BAOB Jeoloji Mühendisleri Odası Güney Marmara Şube Salonu’nda açıklama yapan TMMOB Jeoloji Mühendisleri Odası Güney Marmara Şube Başkanı Mehmet Yıldız “17 Ağustos 1999 tarihinde gerçekleşen Marmara Depremi’nin üzerinden 26 yıl geçti. Bu büyük felaket, ülkemizin deprem gerçeğiyle bir kez daha yüzleşmesine neden olmuş ve binlerce vatandaşımızı kaybetmemize, yüzbinlerce insanımızın evsiz kalmasına yol açmıştır. Hayatını kaybeden vatandaşlarımızı saygıyla anıyor, yakınlarına sabırlar diliyoruz” dedi.
“BİLİNÇLİ TOPLUM OLUŞTURMAK EN TEMEL SORUMLULUĞUMUZ”

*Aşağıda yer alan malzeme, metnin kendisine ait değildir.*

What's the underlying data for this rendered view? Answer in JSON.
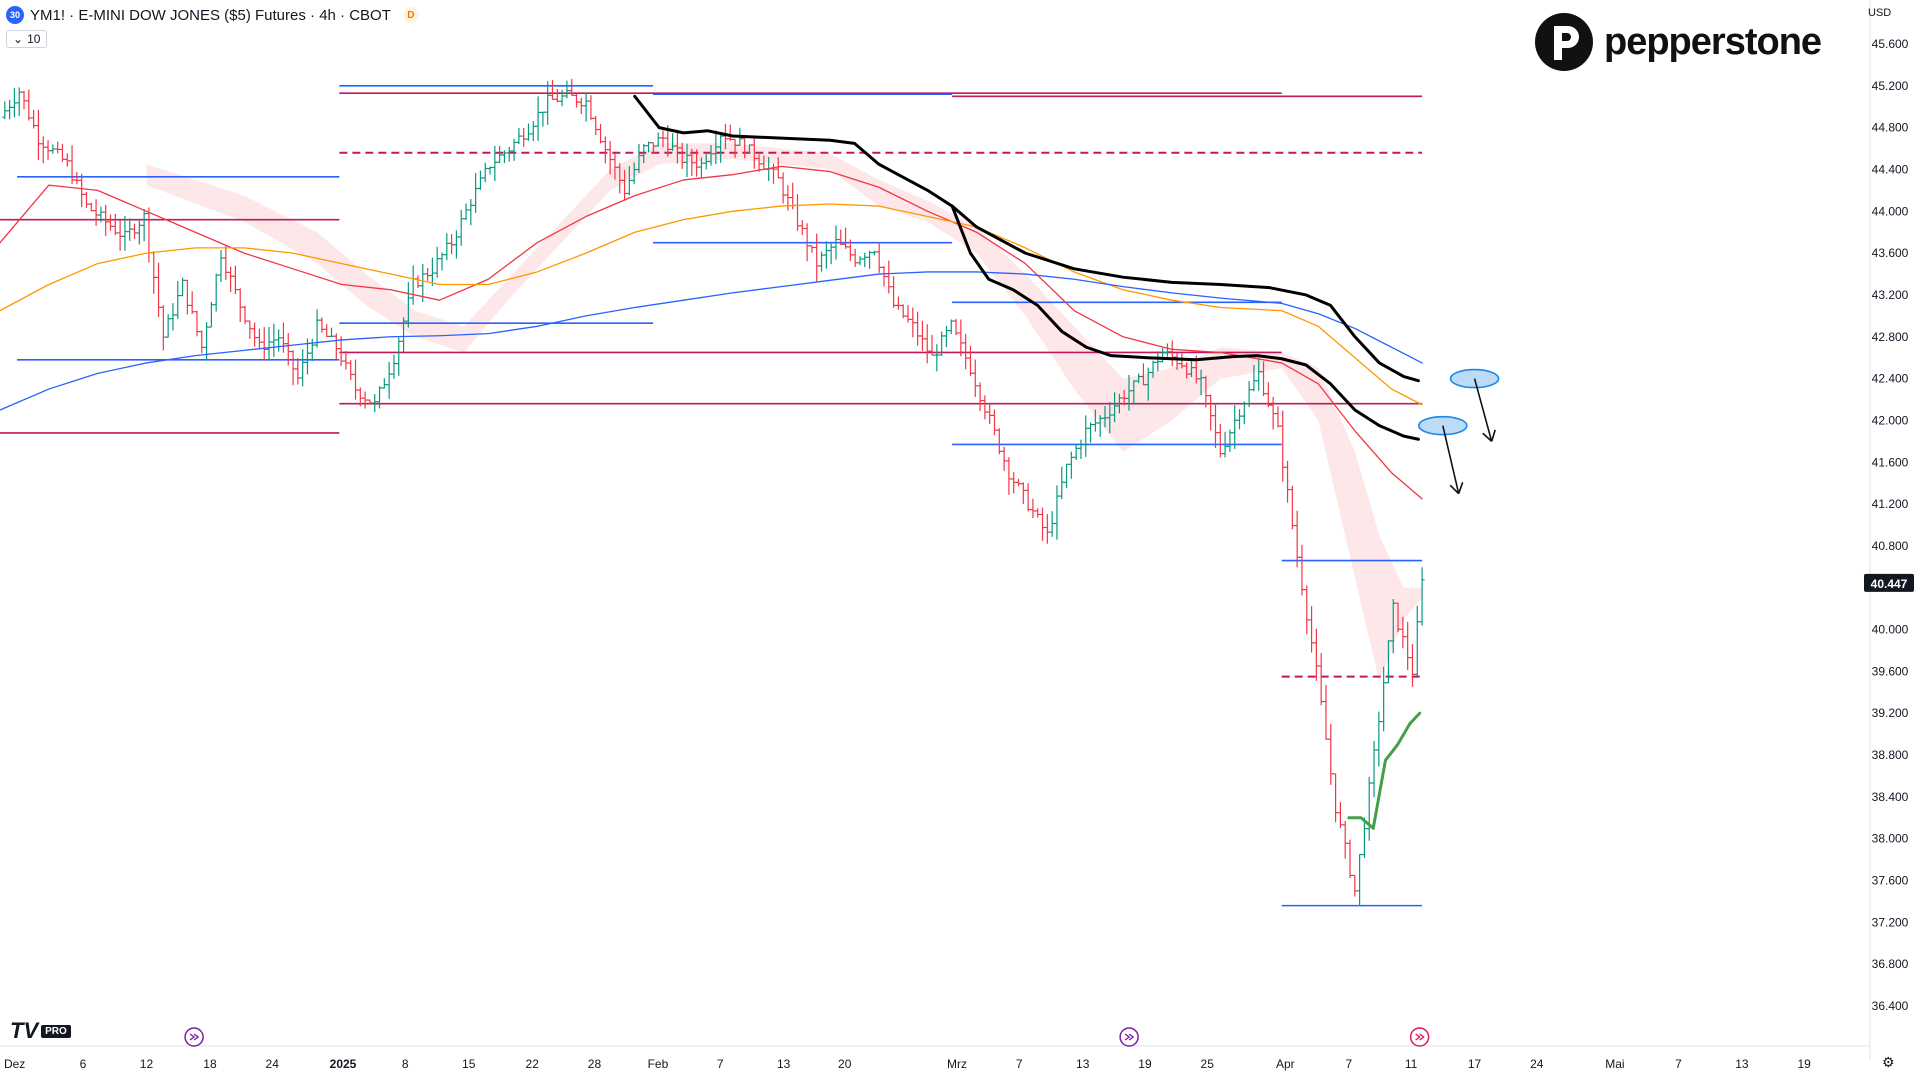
{
  "header": {
    "symbol_badge": "30",
    "title": "YM1! · E-MINI DOW JONES ($5) Futures · 4h · CBOT",
    "source_badge": "D",
    "volume_label": "10"
  },
  "brand": {
    "name": "pepperstone"
  },
  "platform": {
    "logo": "TV",
    "tier": "PRO"
  },
  "axis": {
    "currency": "USD"
  },
  "colors": {
    "up": "#089981",
    "down": "#f23645",
    "blue_level": "#2962ff",
    "magenta_level": "#c2185b",
    "ema_red": "#f23645",
    "ema_orange": "#ff9800",
    "ema_blue": "#2962ff",
    "projection_black": "#000000",
    "projection_green": "#43a047",
    "ellipse": "#1e88e5"
  },
  "chart_data": {
    "type": "candlestick",
    "interval": "4h",
    "y_ticks": [
      36400,
      36800,
      37200,
      37600,
      38000,
      38400,
      38800,
      39200,
      39600,
      40000,
      40400,
      40800,
      41200,
      41600,
      42000,
      42400,
      42800,
      43200,
      43600,
      44000,
      44400,
      44800,
      45200,
      45600
    ],
    "y_tick_labels": [
      "36.400",
      "36.800",
      "37.200",
      "37.600",
      "38.000",
      "38.400",
      "38.800",
      "39.200",
      "39.600",
      "40.000",
      "40.400",
      "40.800",
      "41.200",
      "41.600",
      "42.000",
      "42.400",
      "42.800",
      "43.200",
      "43.600",
      "44.000",
      "44.400",
      "44.800",
      "45.200",
      "45.600"
    ],
    "ylim": [
      36200,
      45850
    ],
    "x_labels": [
      "Dez",
      "6",
      "12",
      "18",
      "24",
      "2025",
      "8",
      "15",
      "22",
      "28",
      "Feb",
      "7",
      "13",
      "20",
      "Mrz",
      "7",
      "13",
      "19",
      "25",
      "Apr",
      "7",
      "11",
      "17",
      "24",
      "Mai",
      "7",
      "13",
      "19"
    ],
    "last_price": "40.447",
    "price_path": [
      [
        0,
        44900
      ],
      [
        4,
        45150
      ],
      [
        8,
        44700
      ],
      [
        14,
        44450
      ],
      [
        18,
        44050
      ],
      [
        22,
        43900
      ],
      [
        26,
        43750
      ],
      [
        30,
        43950
      ],
      [
        34,
        42800
      ],
      [
        38,
        43300
      ],
      [
        42,
        42700
      ],
      [
        46,
        43600
      ],
      [
        50,
        43100
      ],
      [
        54,
        42700
      ],
      [
        58,
        42800
      ],
      [
        62,
        42400
      ],
      [
        66,
        42900
      ],
      [
        70,
        42700
      ],
      [
        74,
        42300
      ],
      [
        78,
        42150
      ],
      [
        82,
        42600
      ],
      [
        86,
        43300
      ],
      [
        90,
        43450
      ],
      [
        94,
        43700
      ],
      [
        98,
        44100
      ],
      [
        102,
        44450
      ],
      [
        106,
        44600
      ],
      [
        110,
        44800
      ],
      [
        114,
        45050
      ],
      [
        118,
        45100
      ],
      [
        122,
        45050
      ],
      [
        126,
        44600
      ],
      [
        130,
        44200
      ],
      [
        134,
        44600
      ],
      [
        138,
        44700
      ],
      [
        142,
        44500
      ],
      [
        146,
        44450
      ],
      [
        150,
        44750
      ],
      [
        154,
        44650
      ],
      [
        158,
        44500
      ],
      [
        162,
        44300
      ],
      [
        166,
        43900
      ],
      [
        170,
        43500
      ],
      [
        174,
        43700
      ],
      [
        178,
        43550
      ],
      [
        182,
        43650
      ],
      [
        186,
        43100
      ],
      [
        190,
        42900
      ],
      [
        194,
        42600
      ],
      [
        198,
        42900
      ],
      [
        202,
        42500
      ],
      [
        206,
        42000
      ],
      [
        210,
        41500
      ],
      [
        214,
        41200
      ],
      [
        218,
        40900
      ],
      [
        222,
        41550
      ],
      [
        226,
        41900
      ],
      [
        230,
        42050
      ],
      [
        234,
        42250
      ],
      [
        238,
        42400
      ],
      [
        242,
        42650
      ],
      [
        246,
        42550
      ],
      [
        250,
        42350
      ],
      [
        254,
        41700
      ],
      [
        258,
        42100
      ],
      [
        262,
        42450
      ],
      [
        266,
        41900
      ],
      [
        270,
        40700
      ],
      [
        274,
        39600
      ],
      [
        278,
        38300
      ],
      [
        282,
        37500
      ],
      [
        286,
        38800
      ],
      [
        290,
        40200
      ],
      [
        294,
        39600
      ],
      [
        296,
        40447
      ]
    ],
    "horizontal_levels": [
      {
        "color": "blue",
        "y": 45200,
        "x": [
          278,
          535
        ]
      },
      {
        "color": "blue",
        "y": 45120,
        "x": [
          535,
          780
        ]
      },
      {
        "color": "magenta",
        "y": 45130,
        "x": [
          278,
          1050
        ]
      },
      {
        "color": "magenta",
        "y": 45100,
        "x": [
          780,
          1165
        ]
      },
      {
        "color": "magenta",
        "style": "dashed",
        "y": 44560,
        "x": [
          278,
          1165
        ]
      },
      {
        "color": "blue",
        "y": 44330,
        "x": [
          14,
          278
        ]
      },
      {
        "color": "magenta",
        "y": 43920,
        "x": [
          0,
          278
        ]
      },
      {
        "color": "blue",
        "y": 43700,
        "x": [
          535,
          780
        ]
      },
      {
        "color": "blue",
        "y": 43130,
        "x": [
          780,
          1050
        ]
      },
      {
        "color": "blue",
        "y": 42930,
        "x": [
          278,
          535
        ]
      },
      {
        "color": "magenta",
        "y": 42650,
        "x": [
          278,
          1050
        ]
      },
      {
        "color": "blue",
        "y": 42580,
        "x": [
          14,
          278
        ]
      },
      {
        "color": "magenta",
        "y": 42160,
        "x": [
          278,
          1165
        ]
      },
      {
        "color": "magenta",
        "y": 41880,
        "x": [
          0,
          278
        ]
      },
      {
        "color": "blue",
        "y": 41770,
        "x": [
          780,
          1050
        ]
      },
      {
        "color": "blue",
        "y": 40660,
        "x": [
          1050,
          1165
        ]
      },
      {
        "color": "magenta",
        "style": "dashed",
        "y": 39550,
        "x": [
          1050,
          1165
        ]
      },
      {
        "color": "blue",
        "y": 37360,
        "x": [
          1050,
          1165
        ]
      }
    ],
    "series": [
      {
        "name": "",
        "color": "red",
        "points": [
          [
            0,
            43700
          ],
          [
            40,
            44250
          ],
          [
            80,
            44200
          ],
          [
            120,
            44000
          ],
          [
            160,
            43800
          ],
          [
            200,
            43600
          ],
          [
            240,
            43450
          ],
          [
            280,
            43300
          ],
          [
            320,
            43250
          ],
          [
            360,
            43150
          ],
          [
            400,
            43350
          ],
          [
            440,
            43700
          ],
          [
            480,
            43950
          ],
          [
            520,
            44150
          ],
          [
            560,
            44300
          ],
          [
            600,
            44350
          ],
          [
            640,
            44430
          ],
          [
            680,
            44380
          ],
          [
            720,
            44230
          ],
          [
            760,
            44000
          ],
          [
            800,
            43800
          ],
          [
            840,
            43500
          ],
          [
            880,
            43050
          ],
          [
            920,
            42800
          ],
          [
            960,
            42680
          ],
          [
            1000,
            42650
          ],
          [
            1050,
            42550
          ],
          [
            1080,
            42350
          ],
          [
            1110,
            41900
          ],
          [
            1140,
            41500
          ],
          [
            1165,
            41250
          ]
        ]
      },
      {
        "name": "",
        "color": "orange",
        "points": [
          [
            0,
            43050
          ],
          [
            40,
            43300
          ],
          [
            80,
            43500
          ],
          [
            120,
            43600
          ],
          [
            160,
            43650
          ],
          [
            200,
            43650
          ],
          [
            240,
            43600
          ],
          [
            280,
            43500
          ],
          [
            320,
            43400
          ],
          [
            360,
            43300
          ],
          [
            400,
            43300
          ],
          [
            440,
            43420
          ],
          [
            480,
            43600
          ],
          [
            520,
            43800
          ],
          [
            560,
            43920
          ],
          [
            600,
            44000
          ],
          [
            640,
            44050
          ],
          [
            680,
            44070
          ],
          [
            720,
            44050
          ],
          [
            760,
            43950
          ],
          [
            800,
            43850
          ],
          [
            840,
            43650
          ],
          [
            880,
            43420
          ],
          [
            920,
            43250
          ],
          [
            960,
            43150
          ],
          [
            1000,
            43080
          ],
          [
            1050,
            43050
          ],
          [
            1080,
            42900
          ],
          [
            1110,
            42600
          ],
          [
            1140,
            42300
          ],
          [
            1165,
            42150
          ]
        ]
      },
      {
        "name": "",
        "color": "blue",
        "points": [
          [
            0,
            42100
          ],
          [
            40,
            42300
          ],
          [
            80,
            42450
          ],
          [
            120,
            42550
          ],
          [
            160,
            42620
          ],
          [
            200,
            42670
          ],
          [
            240,
            42720
          ],
          [
            280,
            42770
          ],
          [
            320,
            42800
          ],
          [
            360,
            42810
          ],
          [
            400,
            42830
          ],
          [
            440,
            42900
          ],
          [
            480,
            43000
          ],
          [
            520,
            43080
          ],
          [
            560,
            43150
          ],
          [
            600,
            43220
          ],
          [
            640,
            43280
          ],
          [
            680,
            43340
          ],
          [
            720,
            43400
          ],
          [
            760,
            43420
          ],
          [
            800,
            43420
          ],
          [
            840,
            43400
          ],
          [
            880,
            43350
          ],
          [
            920,
            43280
          ],
          [
            960,
            43220
          ],
          [
            1000,
            43170
          ],
          [
            1050,
            43120
          ],
          [
            1080,
            43020
          ],
          [
            1110,
            42880
          ],
          [
            1140,
            42700
          ],
          [
            1165,
            42550
          ]
        ]
      },
      {
        "name": "",
        "color": "black",
        "points": [
          [
            520,
            45100
          ],
          [
            540,
            44800
          ],
          [
            560,
            44750
          ],
          [
            580,
            44770
          ],
          [
            600,
            44720
          ],
          [
            640,
            44700
          ],
          [
            680,
            44680
          ],
          [
            700,
            44650
          ],
          [
            720,
            44450
          ],
          [
            760,
            44200
          ],
          [
            780,
            44050
          ],
          [
            800,
            43850
          ],
          [
            840,
            43600
          ],
          [
            880,
            43450
          ],
          [
            920,
            43370
          ],
          [
            960,
            43320
          ],
          [
            1000,
            43300
          ],
          [
            1040,
            43270
          ],
          [
            1070,
            43200
          ],
          [
            1090,
            43100
          ],
          [
            1110,
            42800
          ],
          [
            1130,
            42550
          ],
          [
            1150,
            42420
          ],
          [
            1162,
            42380
          ]
        ]
      },
      {
        "name": "",
        "color": "black",
        "points": [
          [
            780,
            44050
          ],
          [
            795,
            43600
          ],
          [
            810,
            43350
          ],
          [
            830,
            43250
          ],
          [
            850,
            43100
          ],
          [
            870,
            42850
          ],
          [
            890,
            42700
          ],
          [
            910,
            42620
          ],
          [
            940,
            42600
          ],
          [
            980,
            42580
          ],
          [
            1010,
            42610
          ],
          [
            1030,
            42620
          ],
          [
            1050,
            42590
          ],
          [
            1070,
            42530
          ],
          [
            1090,
            42350
          ],
          [
            1110,
            42100
          ],
          [
            1130,
            41950
          ],
          [
            1150,
            41850
          ],
          [
            1162,
            41820
          ]
        ]
      },
      {
        "name": "",
        "color": "green",
        "points": [
          [
            1105,
            38200
          ],
          [
            1115,
            38200
          ],
          [
            1125,
            38100
          ],
          [
            1135,
            38750
          ],
          [
            1145,
            38900
          ],
          [
            1155,
            39100
          ],
          [
            1163,
            39200
          ]
        ]
      }
    ],
    "annotations": [
      {
        "type": "ellipse",
        "x": 1182,
        "y": 41950
      },
      {
        "type": "arrow",
        "from": [
          1182,
          41950
        ],
        "to": [
          1195,
          41300
        ]
      },
      {
        "type": "ellipse",
        "x": 1208,
        "y": 42400
      },
      {
        "type": "arrow",
        "from": [
          1208,
          42400
        ],
        "to": [
          1222,
          41800
        ]
      }
    ],
    "grid": false,
    "legend": "none"
  }
}
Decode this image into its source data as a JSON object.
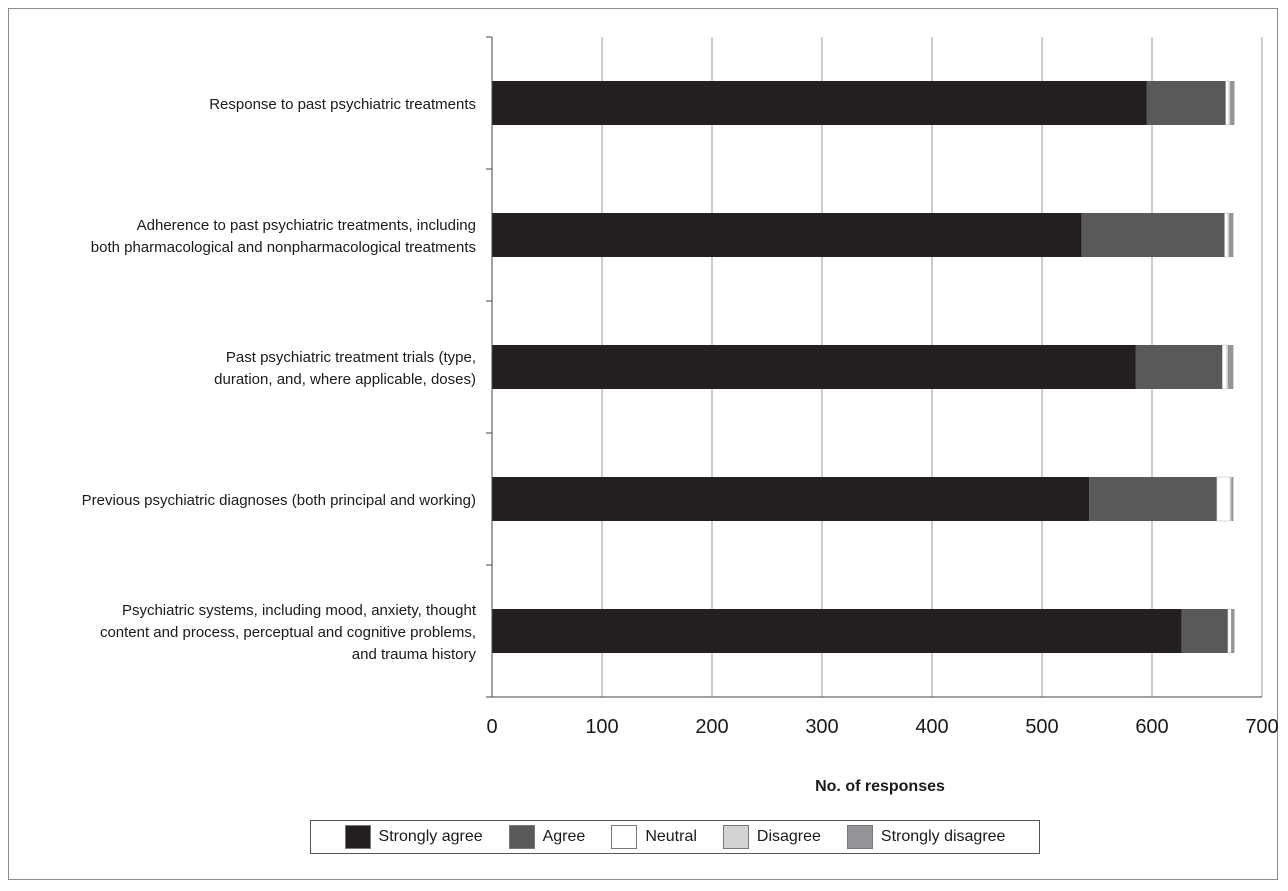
{
  "chart_data": {
    "type": "bar",
    "orientation": "horizontal",
    "stacked": true,
    "categories": [
      [
        "Response to past psychiatric treatments"
      ],
      [
        "Adherence to past psychiatric treatments, including",
        "both pharmacological and nonpharmacological treatments"
      ],
      [
        "Past psychiatric treatment trials (type,",
        "duration, and, where applicable, doses)"
      ],
      [
        "Previous psychiatric diagnoses (both principal and working)"
      ],
      [
        "Psychiatric systems, including mood, anxiety, thought",
        "content and process, perceptual and cognitive problems,",
        "and trauma history"
      ]
    ],
    "series": [
      {
        "name": "Strongly agree",
        "color": "#231f20",
        "values": [
          595,
          536,
          585,
          543,
          627
        ]
      },
      {
        "name": "Agree",
        "color": "#58595b",
        "values": [
          72,
          130,
          79,
          116,
          42
        ]
      },
      {
        "name": "Neutral",
        "color": "#ffffff",
        "values": [
          3,
          3,
          4,
          12,
          3
        ]
      },
      {
        "name": "Disagree",
        "color": "#d1d3d4",
        "values": [
          1,
          1,
          1,
          1,
          0
        ]
      },
      {
        "name": "Strongly disagree",
        "color": "#939598",
        "values": [
          4,
          4,
          5,
          2,
          3
        ]
      }
    ],
    "xlabel": "No. of responses",
    "xlim": [
      0,
      700
    ],
    "xticks": [
      "0",
      "100",
      "200",
      "300",
      "400",
      "500",
      "600",
      "700"
    ],
    "grid": "vertical",
    "legend_position": "bottom"
  }
}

Türkiye’nin deprem kuşağında yer aldığını vurgulayan Başkan Mehmet Yıldız, doğa olaylarının afete dönüşmemesi için, “Depremler, jeolojik yapımızın bir sonucu olarak her an karşımıza çıkabilecek ve mevcut durumumuz itibariyle de maalesef ülkemizde AFET’e dönüşebilecek doğa olaylarıdır. Bu nedenle, depreme karşı bilinçli, hazırlıklı ve dirençli bir toplum oluşturmak, en temel sorumluluğumuzdur” ifadelerini kullandı.
“AFET YÖNETİMİ GELİŞTİRİLMELİ”
Ülkemizin karşı karşıya olduğu çok yönlü doğal tehditlere dikkat çeken Başkan Yıldız, “Ülkemizin bulunduğu coğrafyanın jeolojik yapısı gereği, yalnızca depremler değil; sel, taşkın, toprak kayması, kuraklık, heyelan gibi birçok doğa kaynaklı afetin etkisi altındayız. Afet yönetimi sadece kriz anlarında değil, risk azaltma ve zarar önleme odaklı olarak geliştirilmelidir” şeklinde konuştu.
“BU YOLDA İLERLEMEK ZORUNDAYIZ”
Bilim insanlarının katkısının önemine değinerek, meslek odalarının sürece dahil edilmesi gerektiğini belirten Başkan Yıldız, “Jeoloji Mühendislerinin bilgi ve deneyimlerinin, risklerin azaltılmasına yönelik olarak etkin bir şekilde değerlendirilmesi gerektiğini bir kez daha hatırlatıyoruz. Etkin bir mevzuat altyapısını, güçlü kurumsal yapılanmayı, afet güvenliğini önceleyen bir ekonomiyi, tedbirleri kararlılıkla uygulayan bir siyaseti ve afet farkındalığı yüksek bir toplumu oluşturmak ve bu yolda ilerlemek zorundayız” açıklamasında bulundu.
“HEP BİRLİKTE BAŞARABAİLİRİZ”
Başkan Yıldız, son olarak afetlerle mücadelede parçalı değil, bütüncül bir bakış açısına ihtiyaç olduğunu belirterek çözüm önerilerini şöyle sıraladı:
“Afet Risk Azaltma Manifestosu hazırlanmalı. Yerleşim alanlarının jeolojik-jeoteknik etütleri yapılmalı. Afet, çevre ve imar mevzuatı yeniden ele alınmalı. Coğrafi Bilgi Sistemleri ile tüm veriler bir araya getirilerek analizler hızla yapılmalı. Merkezi ve yerel yönetim bütçelerinin en az yüzde 10’u bu alana ayrılmalı. Afet yönetim sistemi, ‘yapı’ yerine insan ve çevre odaklı bir sistem olarak inşa edilmelidir. TMMOB Jeoloji Mühendisleri Odası olarak, hemen hemen her ağızdan duymaya alıştığımız ‘17 Ağustos’u Unutmadık’ söylemleri yerine, başta Bursa Valisi, Bursa Büyükşehir Belediye Başkanı ve ilçe belediye başkanları olmak üzere ilgili ve sorumlu tüm kurumlar ile vatandaşlarımıza şu soruyu yöneltiyoruz: ‘Hep birlikte başarabiliriz, sizce de ‘Zamanı gelmedi mi?”